Somewhere out in the middle of nowhere, I saw some really enormous hawks on the side of the road. I wish hawks on the side of the road was the sort of thing you could feasibly pull over and take a photo of, because these guys were HUGE. I see lots of hawks in the areas I live and travel but these things must have stood 3 feet tall. The BF says he didn't see them, so he can't back up my claims. But they were really big.





The sun was getting lower on the horizon behind us. I stopped to take pics of the vineyards: we rode through a section of the valley where it was just grapes as far the eye could see in any direction. Mostly grapes for table grapes and raisins out here. 

We were so close to home. The directions for our route had us traveling east on a familiar road, then told us to zig and zag and zig zag again. We stopped to consult the GPS about this. Turns out, the road we were on would not cross the Kings River-- thus the zigging and zagging.

The BF is not amused.

"Really?
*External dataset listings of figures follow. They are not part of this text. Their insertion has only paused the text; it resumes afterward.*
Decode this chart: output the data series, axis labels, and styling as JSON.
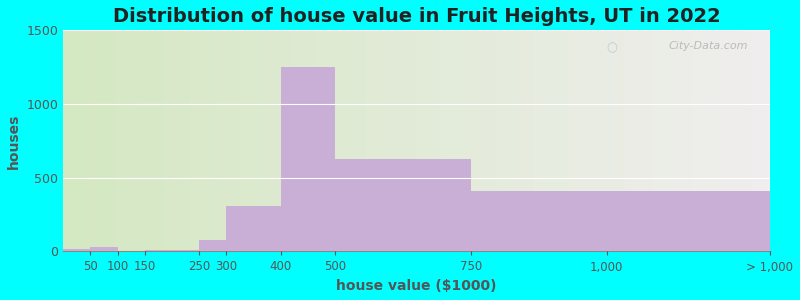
{
  "title": "Distribution of house value in Fruit Heights, UT in 2022",
  "xlabel": "house value ($1000)",
  "ylabel": "houses",
  "bar_edges": [
    0,
    50,
    100,
    150,
    250,
    300,
    400,
    500,
    750,
    1000,
    1300
  ],
  "bar_values": [
    15,
    30,
    5,
    10,
    75,
    310,
    1250,
    625,
    410,
    410
  ],
  "xtick_positions": [
    50,
    100,
    150,
    250,
    300,
    400,
    500,
    750,
    1000,
    1300
  ],
  "xtick_labels": [
    "50",
    "100",
    "150",
    "250",
    "300",
    "400",
    "500",
    "750",
    "1,000",
    "> 1,000"
  ],
  "bar_color": "#c9aed6",
  "bg_color": "#00ffff",
  "plot_bg_left": "#d4e8c2",
  "plot_bg_right": "#f0eeee",
  "ylim": [
    0,
    1500
  ],
  "yticks": [
    0,
    500,
    1000,
    1500
  ],
  "watermark": "City-Data.com",
  "title_fontsize": 14,
  "label_fontsize": 10
}
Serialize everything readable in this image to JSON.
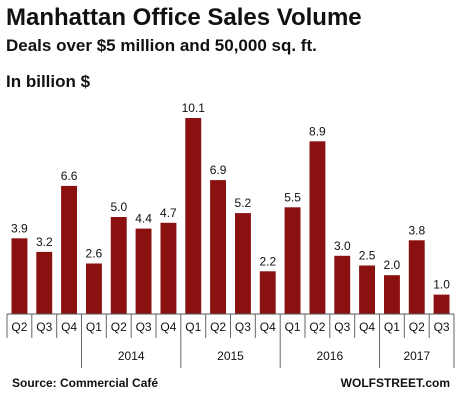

This road won't take us there?"

We're not making it home before dark.
While zigging was in process, the Wombat suddenly coughed and then that blissful silence ensued... that familiar and unwelcomed blissful silence. WTF? No way. I coasted to the side of the road.

The BF pulled up alongside me with that perplexed look on his face. I asked him how many miles it had been since we gassed up, as I'd lost all faith in my ability to do math in my head as I looked at the odometer.

76 miles since topping off the tank, and yet, here I was, turning the tank to "reserve."

The Wombat has been averaging 83 miles per gallon since we bought it. So this was unexpected. I guess holding that throttle open at 60 mph for 76 miles of long, flat, open road, really takes a toll on the fuel consumption.

Now we have to figure out where to get gas one more time.

At least we know about where we are. We made some last minute recalculations to our plan and headed east again with plans to gas up in Traver.

Remember when I said it turns out I love riding at night? Well. That was back in August. When darkness merely removed the eye-searing agony of the sun and brought on pleasant temperatures in the high 80's.

Now I'm less enthralled with it. It got cold. The temperature dropped from pleasant 60's and 70's to sub-zero arctic frigidness in an instant! OK... maybe not that extreme. But that sun went down and it was COLD and it was cold all of a sudden.

We made it home just after 5 p.m. The dogs welcomed us home with tails a wagging and then we celebrated with a lavish victory feast of Buffalo wings and beer and got a good night's sleep before starting another work week-- stiff and sore! That was a long ride!

Somewhere along the paved end of Panoche Rd.